Whether one is in the employ of another or is an independent contractor is to be determined from all the facts and circumstances established by the evidence. The evidence in the case- at bar was conflicting, and reasonable minds might draw different conclusions therefrom. However, it was the duty of the industrial accident board to determine the ultimate fact, whether Taylor was an employee or an independent contractor, and, in view of the conflict of evidence and the fact that there is substantial evidence to sustain the findings of the board, this court will not disturb them. (McNeil v. Panhandle Lumber Co. et al„ 34 Ida. 773, 203 Pac. 1068; Zeitlow v. Smock, 65 Ind. App. 643, 117 N. E. 665; ’Wausau, Lumber Co. v. Industrial Commission et al., 166 Wis. 204, 164 N. W. 836; Gorter v. Industrial Acc. Com. et al., 35 Cal. App. 88, 169 Pac. 262; McDowell et al. v. Duer (Ind. App.), 133 N. E. 839; Western Indemnity Co. v. Pillsbury et al., 172 Cal. 807, 159 Pac. 721; annotation on Workmen’s Compensation Acts, L. R. A. 1916A, 23.)
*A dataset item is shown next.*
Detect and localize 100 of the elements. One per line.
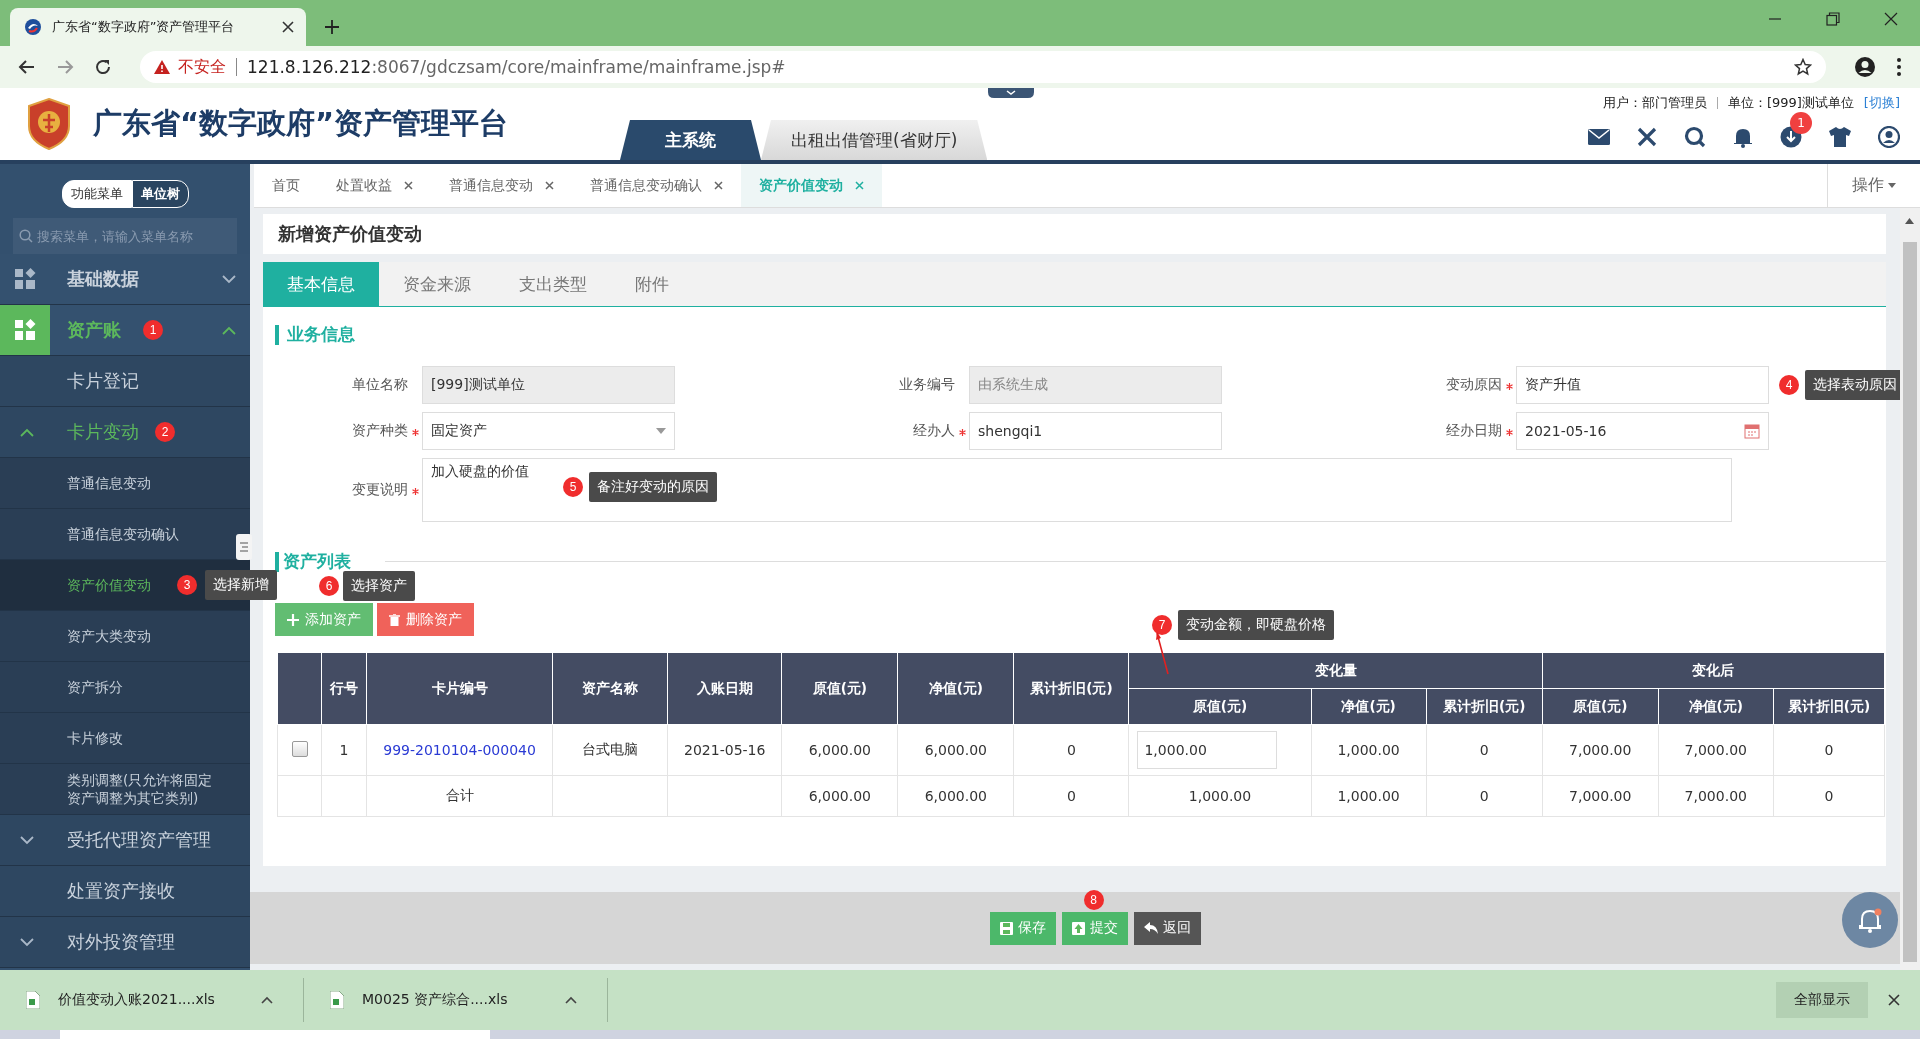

■ In view of our conclusion that there is substantial evidence to sustain the board in its determination that claimant was a workman in the employ of Finrow at the time of his injury, it becomes unnecessary to separately discuss the other assignments relied upon. As to the amount of the award, it is not disputed that claimant was seriously injured and that, his injuries were such that he could not work for a long time. As to the duration of his disability, there is a conflict in the evidence. However, there is sufficient evidence to sustain the award of the board.
The judgment of- the district court is affirmed. Respondent will recover his costs.